La señora de edad era otra joyita. Había llegado cargando una bolsa de plástico con papel sanitario, porque “el baño de aquí es muy rasposo y a veces ni hay” según sus propias palabras. La pobre no podía sentarse bien, se movía en la silla como si tuviera fuego en la retaguardia. “Tengo hemorroides desde el 92, pero estas ya son como naranjas agrias”, dijo.

Yo traté de no imaginarlo, pero ya era tarde: la imagen se me instaló en el cerebro como si fuera fondo de pantalla.

La viejita tenía nombre, claro. Era doña Yola, cliente frecuente del nosocomio y hablaba como con los enfermeros como quien los conoce de años. “El problema de este país es que a uno lo atienden cuando ya es tarde. Si me hubieran visto el lunes, no estaría aquí sentada como Cristo en el Vía Crucis”, se quejaba. La adolescente entre grito y grito también la escuchaba, y yo juré que por un momento se calmó más por la sabiduría de Doña Yola que por el oxígeno.

Y así nos pasamos la madrugada: entre flatulencias, sollozos, sermones, gritos y teorías médicas no solicitadas. La enfermera que hacía el pase de lista a cada rato ya nos conocía por apodos. Yo era “la hipertensa que hace ejercicio”, la adolescente era “la respiradora compulsiva”, el chico flaco “el detox” y la viejita era simplemente “Doña Yola”, porque los títulos se ganan.

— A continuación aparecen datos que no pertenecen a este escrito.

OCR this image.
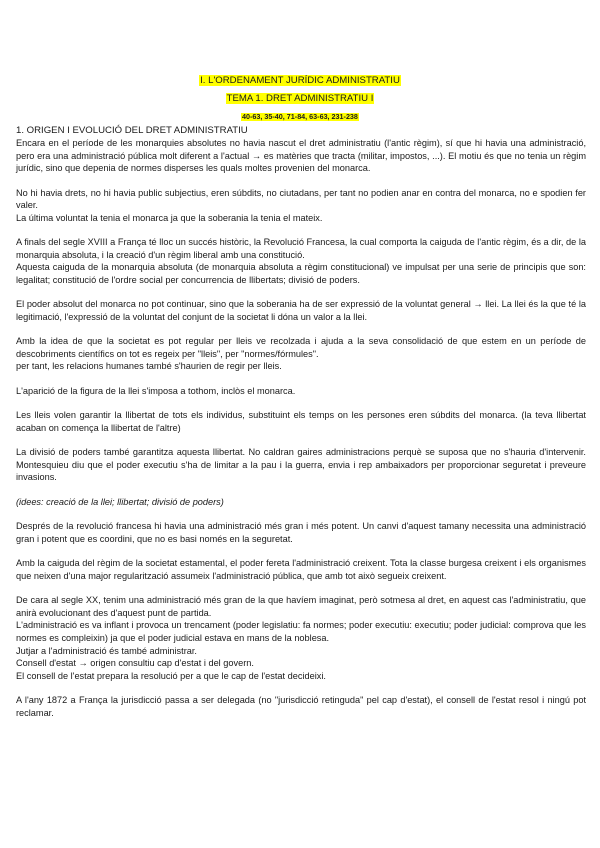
I. L'ORDENAMENT JURÍDIC ADMINISTRATIU
TEMA 1. DRET ADMINISTRATIU I
40-63, 35-40, 71-84, 63-63, 231-238

1. ORIGEN I EVOLUCIÓ DEL DRET ADMINISTRATIU

Encara en el període de les monarquies absolutes no havia nascut el dret administratiu (l'antic règim), sí que hi havia una administració, pero era una administració pública molt diferent a l'actual → es matèries que tracta (militar, impostos, ...). El motiu és que no tenia un règim jurídic, sino que depenia de normes disperses les quals moltes provenien del monarca.

No hi havia drets, no hi havia public subjectius, eren súbdits, no ciutadans, per tant no podien anar en contra del monarca, no e spodien fer valer.
La última voluntat la tenia el monarca ja que la soberania la tenia el mateix.

A finals del segle XVIII a França té lloc un succés històric, la Revolució Francesa, la cual comporta la caiguda de l'antic règim, és a dir, de la monarquia absoluta, i la creació d'un règim liberal amb una constitució.
Aquesta caiguda de la monarquia absoluta (de monarquia absoluta a règim constitucional) ve impulsat per una serie de principis que son: legalitat; constitució de l'ordre social per concurrencia de llibertats; divisió de poders.

El poder absolut del monarca no pot continuar, sino que la soberania ha de ser expressió de la voluntat general → llei. La llei és la que té la legitimació, l'expressió de la voluntat del conjunt de la societat li dóna un valor a la llei.

Amb la idea de que la societat es pot regular per lleis ve recolzada i ajuda a la seva consolidació de que estem en un període de descobriments científics on tot es regeix per "lleis", per "normes/fórmules".
per tant, les relacions humanes també s'haurien de regir per lleis.

L'aparició de la figura de la llei s'imposa a tothom, inclòs el monarca.

Les lleis volen garantir la llibertat de tots els individus, substituint els temps on les persones eren súbdits del monarca. (la teva llibertat acaban on comença la llibertat de l'altre)

La divisió de poders també garantitza aquesta llibertat. No caldran gaires administracions perquè se suposa que no s'hauria d'intervenir. Montesquieu diu que el poder executiu s'ha de limitar a la pau i la guerra, envia i rep ambaixadors per proporcionar seguretat i preveure invasions.

(idees: creació de la llei; llibertat; divisió de poders)

Després de la revolució francesa hi havia una administració més gran i més potent. Un canvi d'aquest tamany necessita una administració gran i potent que es coordini, que no es basi només en la seguretat.

Amb la caiguda del règim de la societat estamental, el poder fereta l'administració creixent. Tota la classe burgesa creixent i els organismes que neixen d'una major regularització assumeix l'administració pública, que amb tot això segueix creixent.

De cara al segle XX, tenim una administració més gran de la que havíem imaginat, però sotmesa al dret, en aquest cas l'administratiu, que anirà evolucionant des d'aquest punt de partida.
L'administració es va inflant i provoca un trencament (poder legislatiu: fa normes; poder executiu: executiu; poder judicial: comprova que les normes es compleixin) ja que el poder judicial estava en mans de la noblesa.
Jutjar a l'administració és també administrar.
Consell d'estat → origen consultiu cap d'estat i del govern.
El consell de l'estat prepara la resolució per a que le cap de l'estat decideixi.

A l'any 1872 a França la jurisdicció passa a ser delegada (no "jurisdicció retinguda" pel cap d'estat), el consell de l'estat resol i ningú pot reclamar.
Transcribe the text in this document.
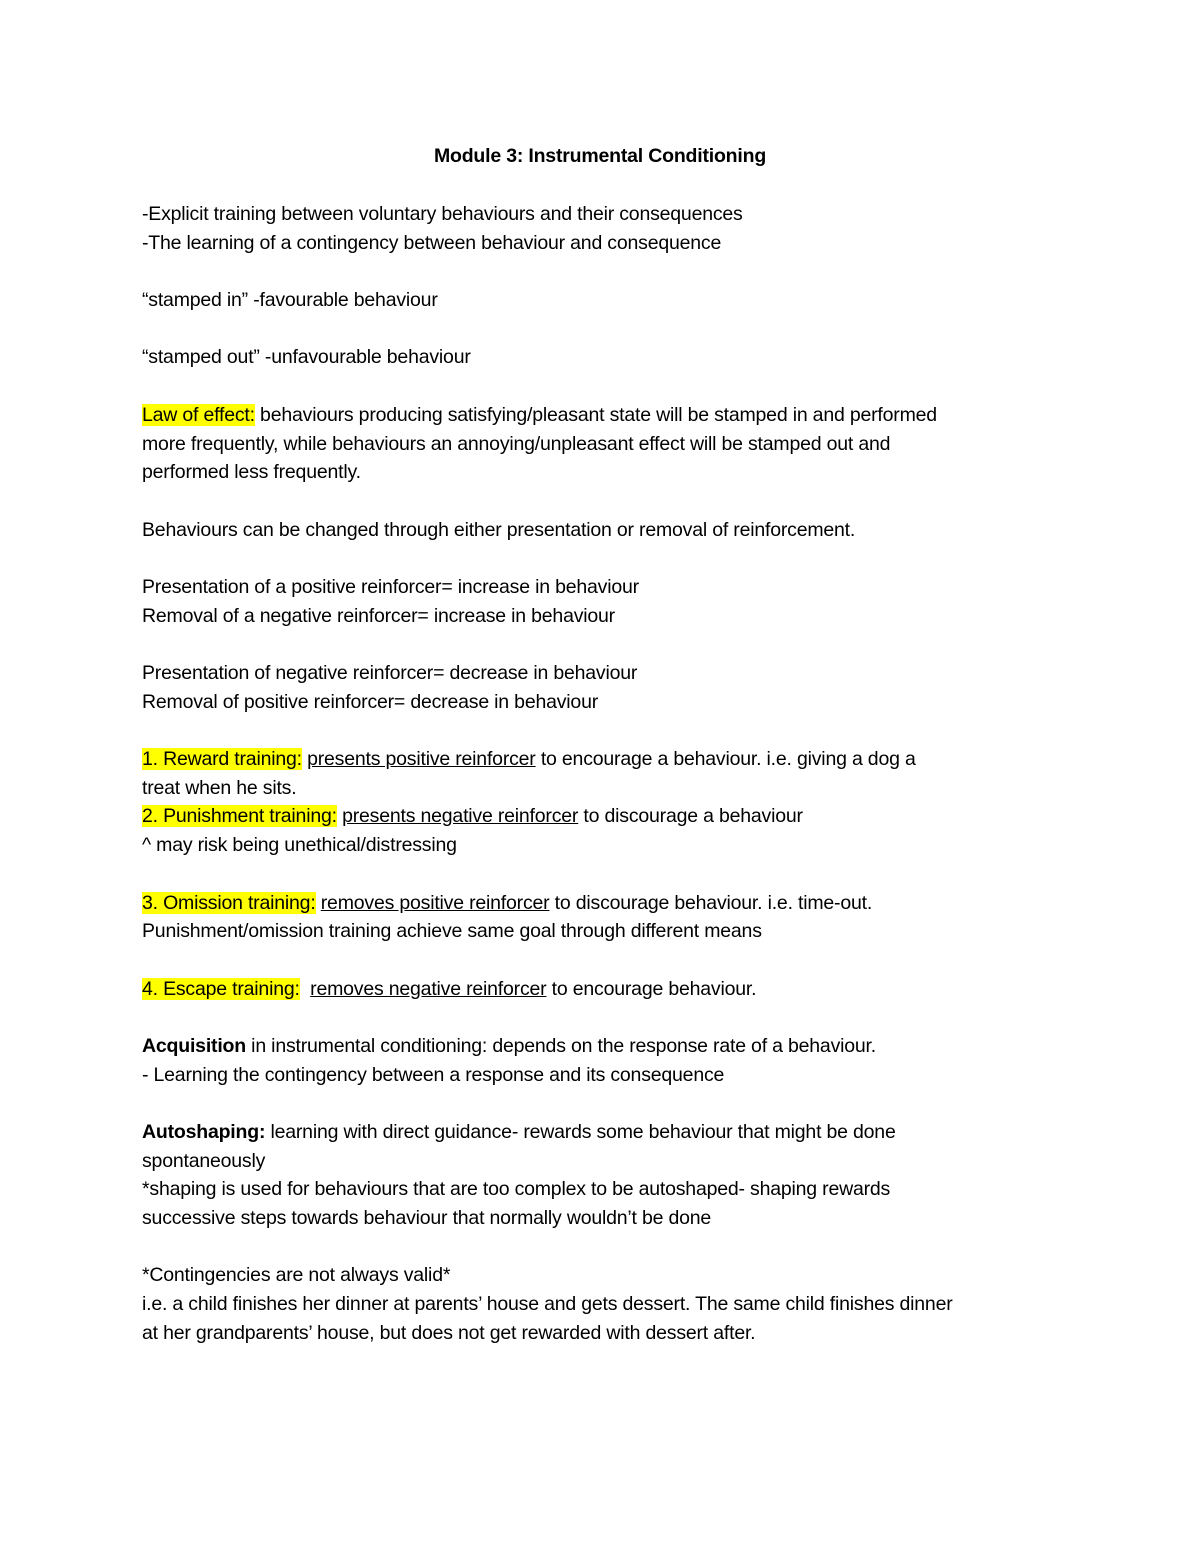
Module 3: Instrumental Conditioning
-Explicit training between voluntary behaviours and their consequences
-The learning of a contingency between behaviour and consequence
“stamped in” -favourable behaviour
“stamped out” -unfavourable behaviour
Law of effect: behaviours producing satisfying/pleasant state will be stamped in and performed
more frequently, while behaviours an annoying/unpleasant effect will be stamped out and
performed less frequently.
Behaviours can be changed through either presentation or removal of reinforcement.
Presentation of a positive reinforcer= increase in behaviour
Removal of a negative reinforcer= increase in behaviour
Presentation of negative reinforcer= decrease in behaviour
Removal of positive reinforcer= decrease in behaviour
1. Reward training: presents positive reinforcer to encourage a behaviour. i.e. giving a dog a
treat when he sits.
2. Punishment training: presents negative reinforcer to discourage a behaviour
^ may risk being unethical/distressing
3. Omission training: removes positive reinforcer to discourage behaviour. i.e. time-out.
Punishment/omission training achieve same goal through different means
4. Escape training: removes negative reinforcer to encourage behaviour.
Acquisition in instrumental conditioning: depends on the response rate of a behaviour.
- Learning the contingency between a response and its consequence
Autoshaping: learning with direct guidance- rewards some behaviour that might be done
spontaneously
*shaping is used for behaviours that are too complex to be autoshaped- shaping rewards
successive steps towards behaviour that normally wouldn’t be done
*Contingencies are not always valid*
i.e. a child finishes her dinner at parents’ house and gets dessert. The same child finishes dinner
at her grandparents’ house, but does not get rewarded with dessert after.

Al final, como a las cinco, por fin se llevaron a la del apéndice. Hasta mi camilla que había quedado justo enfrente del lugar de las sillas, escuche como todos aplaudieron bajito, como si se graduara. Yo creo que eso fue lo único verdaderamente bonito de la noche: ese sentido de comunidad tan absurdo como reconfortante. Ninguno de nosotros se conocía, pero en esas horas largas y lentas nos volvimos algo parecido a una familia disfuncional atrapada en el peor retiro espiritual del mundo.

Cuando me pasaron a la camilla para la observación a eso de casi las cuatro.  No me despedí de nadie. Sentí que si lo hacía rompía la magia, como cuando uno se despide de los personajes de un sueño. Pero en mi cabeza les deseé suerte.

A la embarazada, que todo saliera bien; a la adolescente, que pudiera respirar sin drama; a Doña Yola, que sus naranjas no explotaran; y al chico flaco… bueno, a ese que encontrara el camino, ya fuera con mini pays o sin ellos.

Y mientras me alejaban en la camilla, miré el techo manchado, la luz parpadeante, y pensé:

No hay noche más larga que en un hospital… pero al menos, si hay suerte, uno se encuentra gente que le roba una carcajada.